Databricks Certified Data Engineer Professional — Question 18
A user new to Databricks is trying to troubleshoot long execution times for some pipeline logic they are working on. Presently, the user is executing code cell-by-cell, using display() calls to confirm code is producing the logically correct results as new transformations are added to an operation. To get a measure of average time to execute, the user is running each cell multiple times interactively.
Which of the following adjustments will get a more accurate measure of how code is likely to perform in production?
Answer options
- A. Scala is the only language that can be accurately tested using interactive notebooks; because the best performance is achieved by using Scala code compiled to JARs, all PySpark and Spark SQL logic should be refactored.
- B. The only way to meaningfully troubleshoot code execution times in development notebooks Is to use production-sized data and production-sized clusters with Run All execution.
- C. Production code development should only be done using an IDE; executing code against a local build of open source Spark and Delta Lake will provide the most accurate benchmarks for how code will perform in production.
- D. Calling display() forces a job to trigger, while many transformations will only add to the logical query plan; because of caching, repeated execution of the same logic does not provide meaningful results.

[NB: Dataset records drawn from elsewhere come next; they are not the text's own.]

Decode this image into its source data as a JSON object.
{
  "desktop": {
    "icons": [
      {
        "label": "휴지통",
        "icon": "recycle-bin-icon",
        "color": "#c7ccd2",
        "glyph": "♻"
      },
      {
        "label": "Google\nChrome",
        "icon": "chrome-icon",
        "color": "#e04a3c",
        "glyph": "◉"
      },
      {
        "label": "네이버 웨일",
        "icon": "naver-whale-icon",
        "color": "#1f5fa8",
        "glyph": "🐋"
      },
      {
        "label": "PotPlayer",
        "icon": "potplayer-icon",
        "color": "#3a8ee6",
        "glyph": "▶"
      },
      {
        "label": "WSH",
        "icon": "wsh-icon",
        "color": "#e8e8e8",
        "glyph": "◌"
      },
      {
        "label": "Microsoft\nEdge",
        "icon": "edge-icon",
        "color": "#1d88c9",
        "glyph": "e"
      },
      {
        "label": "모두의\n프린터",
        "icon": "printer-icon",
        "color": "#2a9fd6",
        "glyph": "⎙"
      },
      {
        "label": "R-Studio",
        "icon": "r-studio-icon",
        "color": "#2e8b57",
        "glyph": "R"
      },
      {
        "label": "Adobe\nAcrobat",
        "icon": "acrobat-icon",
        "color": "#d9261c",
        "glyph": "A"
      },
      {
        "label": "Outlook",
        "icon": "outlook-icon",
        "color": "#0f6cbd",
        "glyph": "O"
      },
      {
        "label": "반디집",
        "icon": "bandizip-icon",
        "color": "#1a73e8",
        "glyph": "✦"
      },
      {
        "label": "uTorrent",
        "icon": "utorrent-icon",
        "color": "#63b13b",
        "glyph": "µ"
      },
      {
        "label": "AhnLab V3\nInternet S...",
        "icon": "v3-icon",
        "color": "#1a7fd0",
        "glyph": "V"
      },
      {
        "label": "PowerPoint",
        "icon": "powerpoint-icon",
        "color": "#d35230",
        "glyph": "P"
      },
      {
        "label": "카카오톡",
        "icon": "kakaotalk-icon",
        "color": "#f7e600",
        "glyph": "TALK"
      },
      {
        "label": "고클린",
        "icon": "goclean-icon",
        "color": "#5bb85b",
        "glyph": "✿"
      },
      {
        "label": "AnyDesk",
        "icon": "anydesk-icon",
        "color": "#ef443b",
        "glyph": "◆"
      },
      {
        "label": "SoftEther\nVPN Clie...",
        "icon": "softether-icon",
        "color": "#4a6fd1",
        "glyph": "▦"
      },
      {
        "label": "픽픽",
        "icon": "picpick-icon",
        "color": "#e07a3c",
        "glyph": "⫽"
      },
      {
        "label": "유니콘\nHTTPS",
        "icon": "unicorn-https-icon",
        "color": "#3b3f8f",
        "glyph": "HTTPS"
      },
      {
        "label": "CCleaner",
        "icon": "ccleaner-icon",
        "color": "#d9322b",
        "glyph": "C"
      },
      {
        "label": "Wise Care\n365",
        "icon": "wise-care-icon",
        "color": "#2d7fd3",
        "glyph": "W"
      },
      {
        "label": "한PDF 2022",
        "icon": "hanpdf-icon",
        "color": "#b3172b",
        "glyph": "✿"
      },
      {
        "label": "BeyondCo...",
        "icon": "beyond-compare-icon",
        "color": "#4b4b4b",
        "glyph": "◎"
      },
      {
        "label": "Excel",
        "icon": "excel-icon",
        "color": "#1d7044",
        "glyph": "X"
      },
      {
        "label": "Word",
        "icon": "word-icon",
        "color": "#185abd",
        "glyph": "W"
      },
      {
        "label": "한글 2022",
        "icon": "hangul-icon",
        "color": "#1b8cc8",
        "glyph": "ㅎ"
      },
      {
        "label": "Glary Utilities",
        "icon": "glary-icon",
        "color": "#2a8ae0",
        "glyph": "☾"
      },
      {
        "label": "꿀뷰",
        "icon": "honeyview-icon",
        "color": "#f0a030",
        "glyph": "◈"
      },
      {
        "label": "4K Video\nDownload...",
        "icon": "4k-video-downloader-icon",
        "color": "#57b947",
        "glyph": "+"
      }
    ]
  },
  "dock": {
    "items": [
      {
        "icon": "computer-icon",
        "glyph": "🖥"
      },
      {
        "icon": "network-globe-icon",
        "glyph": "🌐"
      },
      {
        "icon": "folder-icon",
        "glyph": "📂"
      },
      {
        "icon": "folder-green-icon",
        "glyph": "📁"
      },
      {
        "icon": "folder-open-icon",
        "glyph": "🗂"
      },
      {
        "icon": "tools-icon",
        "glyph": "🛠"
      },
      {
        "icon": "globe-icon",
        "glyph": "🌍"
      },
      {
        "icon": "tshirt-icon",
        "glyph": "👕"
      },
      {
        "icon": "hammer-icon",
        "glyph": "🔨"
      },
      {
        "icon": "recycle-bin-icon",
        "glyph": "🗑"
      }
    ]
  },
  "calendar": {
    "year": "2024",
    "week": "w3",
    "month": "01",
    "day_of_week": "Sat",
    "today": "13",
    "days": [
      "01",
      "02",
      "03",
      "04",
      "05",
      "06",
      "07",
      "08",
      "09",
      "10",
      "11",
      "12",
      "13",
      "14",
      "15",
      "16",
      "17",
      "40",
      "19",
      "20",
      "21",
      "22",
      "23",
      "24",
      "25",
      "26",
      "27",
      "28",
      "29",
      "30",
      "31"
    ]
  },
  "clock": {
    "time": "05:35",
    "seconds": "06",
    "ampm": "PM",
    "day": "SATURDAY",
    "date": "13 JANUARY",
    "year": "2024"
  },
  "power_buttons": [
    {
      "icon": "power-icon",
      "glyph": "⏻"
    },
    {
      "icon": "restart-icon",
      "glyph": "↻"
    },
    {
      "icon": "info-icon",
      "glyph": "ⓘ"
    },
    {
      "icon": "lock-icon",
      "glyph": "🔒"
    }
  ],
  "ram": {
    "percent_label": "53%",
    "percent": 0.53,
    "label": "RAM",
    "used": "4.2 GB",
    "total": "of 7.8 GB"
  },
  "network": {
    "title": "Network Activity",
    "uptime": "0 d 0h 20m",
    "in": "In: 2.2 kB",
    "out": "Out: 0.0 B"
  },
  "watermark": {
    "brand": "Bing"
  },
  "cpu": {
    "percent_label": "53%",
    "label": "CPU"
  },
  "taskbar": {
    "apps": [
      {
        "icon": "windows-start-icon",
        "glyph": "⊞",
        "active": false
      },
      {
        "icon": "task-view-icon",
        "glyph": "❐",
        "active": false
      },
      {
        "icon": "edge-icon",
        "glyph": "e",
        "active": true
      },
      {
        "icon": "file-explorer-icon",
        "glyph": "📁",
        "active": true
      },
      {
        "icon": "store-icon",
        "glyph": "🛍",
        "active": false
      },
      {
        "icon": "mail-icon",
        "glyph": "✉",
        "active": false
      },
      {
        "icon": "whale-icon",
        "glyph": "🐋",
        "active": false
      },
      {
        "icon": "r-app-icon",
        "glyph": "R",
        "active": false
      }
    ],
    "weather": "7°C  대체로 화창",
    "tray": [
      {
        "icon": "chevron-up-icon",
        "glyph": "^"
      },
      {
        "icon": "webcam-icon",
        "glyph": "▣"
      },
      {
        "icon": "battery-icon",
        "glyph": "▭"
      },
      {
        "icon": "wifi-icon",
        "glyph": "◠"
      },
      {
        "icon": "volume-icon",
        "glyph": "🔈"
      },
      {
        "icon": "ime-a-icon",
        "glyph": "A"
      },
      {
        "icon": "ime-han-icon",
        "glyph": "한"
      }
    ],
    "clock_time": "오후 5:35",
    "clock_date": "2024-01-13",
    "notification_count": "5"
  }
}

- E. The Jobs UI should be leveraged to occasionally run the notebook as a job and track execution time during incremental code development because Photon can only be enabled on clusters launched for scheduled jobs.
Correct answer: D
Explanation
The correct answer, D, highlights that using display() triggers jobs and many transformations just build up the logical query plan, making repeated executions less meaningful due to caching. Options A and C misinterpret the testing methodology, suggesting Scala or local builds are necessary, which is not the case. Option B suggests using production-sized resources in notebooks, which may not accurately reflect production performance, and E's recommendation about Photon is irrelevant to measuring execution time accurately.